Роман Андрея Рубанова "Хлорофилия" повествует о судьбе России в XXII веке. С растительной антиутопией ознакомилась Анна Наринская.

Значительная часть того, что мы привыкли считать сушей, затоплена в результате природного катаклизма. Под водой оказались Нью-Йорк и Лондон, развалины Эрмитажа стали излюбленным местом тренировок аквалангистов.

Америка вконец разжирела — "по новым стандартам каждый аэропорт, где принимаются самолеты из США, должен быть оборудован специальными дверями и проходами шириной не менее семи футов, чтобы граждане США не застревали при движении". Европа вконец обнищала — там "скучно, грязно, все голодные. Или работают с утра до ночи, или попрошайничают". В России все, наоборот, отлично. Вернее — в Москве. Но Москва и есть Россия: в этом городе теперь живет 40 млн человек — практически все население страны. И живет распрекрасно: Восточная Сибирь сдана в аренду китайцам, и почти каждый москвич получает свою долю с их платежей. "Золотой век наступил невзначай, легко и изящно — его никто не приближал, все устроилось само собой. К черту нефть, газ, древесину, прочее сырье, продажей которого когда-то пробавлялась страна. К черту русские мозги, русских изобретателей, балерин, писателей, манекенщиц, программистов, хоккеистов и невест. Русские территории — вот главный капитал нации".

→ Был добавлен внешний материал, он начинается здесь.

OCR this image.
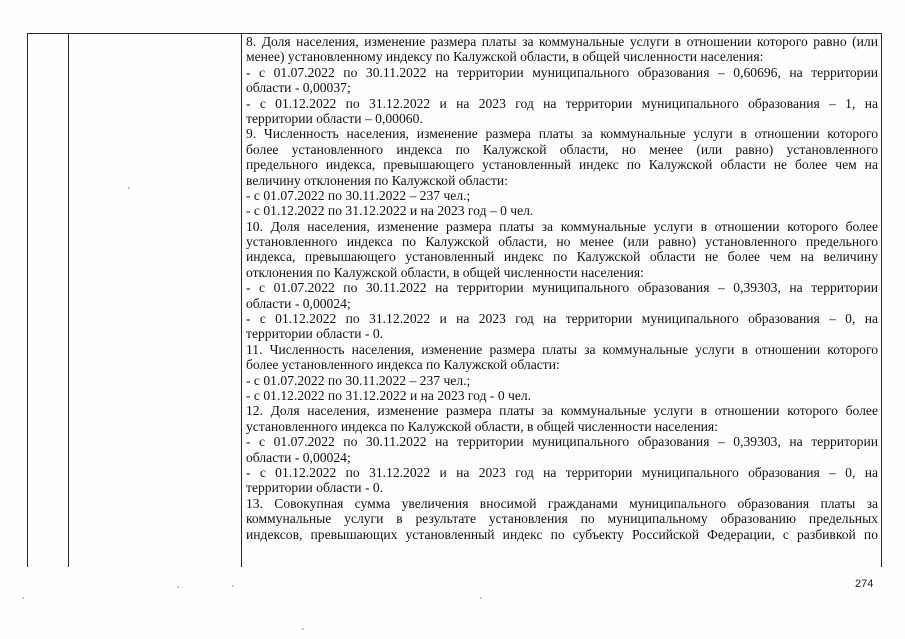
8. Доля населения, изменение размера платы за коммунальные услуги в отношении которого равно (или
менее) установленному индексу по Калужской области, в общей численности населения:
- с 01.07.2022 по 30.11.2022 на территории муниципального образования – 0,60696, на территории
области - 0,00037;
- с 01.12.2022 по 31.12.2022 и на 2023 год на территории муниципального образования – 1, на
территории области – 0,00060.
9. Численность населения, изменение размера платы за коммунальные услуги в отношении которого
более установленного индекса по Калужской области, но менее (или равно) установленного
предельного индекса, превышающего установленный индекс по Калужской области не более чем на
величину отклонения по Калужской области:
- с 01.07.2022 по 30.11.2022 – 237 чел.;
- с 01.12.2022 по 31.12.2022 и на 2023 год – 0 чел.
10. Доля населения, изменение размера платы за коммунальные услуги в отношении которого более
установленного индекса по Калужской области, но менее (или равно) установленного предельного
индекса, превышающего установленный индекс по Калужской области не более чем на величину
отклонения по Калужской области, в общей численности населения:
- с 01.07.2022 по 30.11.2022 на территории муниципального образования – 0,39303, на территории
области - 0,00024;
- с 01.12.2022 по 31.12.2022 и на 2023 год на территории муниципального образования – 0, на
территории области - 0.
11. Численность населения, изменение размера платы за коммунальные услуги в отношении которого
более установленного индекса по Калужской области:
- с 01.07.2022 по 30.11.2022 – 237 чел.;
- с 01.12.2022 по 31.12.2022 и на 2023 год - 0 чел.
12. Доля населения, изменение размера платы за коммунальные услуги в отношении которого более
установленного индекса по Калужской области, в общей численности населения:
- с 01.07.2022 по 30.11.2022 на территории муниципального образования – 0,39303, на территории
области - 0,00024;
- с 01.12.2022 по 31.12.2022 и на 2023 год на территории муниципального образования – 0, на
территории области - 0.
13. Совокупная сумма увеличения вносимой гражданами муниципального образования платы за
коммунальные услуги в результате установления по муниципальному образованию предельных
индексов, превышающих установленный индекс по субъекту Российской Федерации, с разбивкой по
274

Работают теперь в Москве только самые жадные, упертые и честолюбивые — остальные занимаются веселым ничегонеделанием. Девушки вставляют себе модные имплантаты из "взбитого силикона", молодые люди охотятся за "винтажными авто с бензиновым мотором", считающимися особо шикарными.

Единственное, что неприятно,— вся Москва заросла огромными стеблями травы, до трехсот метров в высоту. Чудовищное неуничтожаемое растение проросло внезапно в один прекрасный день лета 2065 года, отняв у москвичей почву и солнце. "Столица России обратилась в болото, звенящее кровососущими насекомыми. Ветер перестал продувать пространства меж зданиями, улицы превратились в ущелья, где в самые солнечные и свежие дни царил влажный полумрак".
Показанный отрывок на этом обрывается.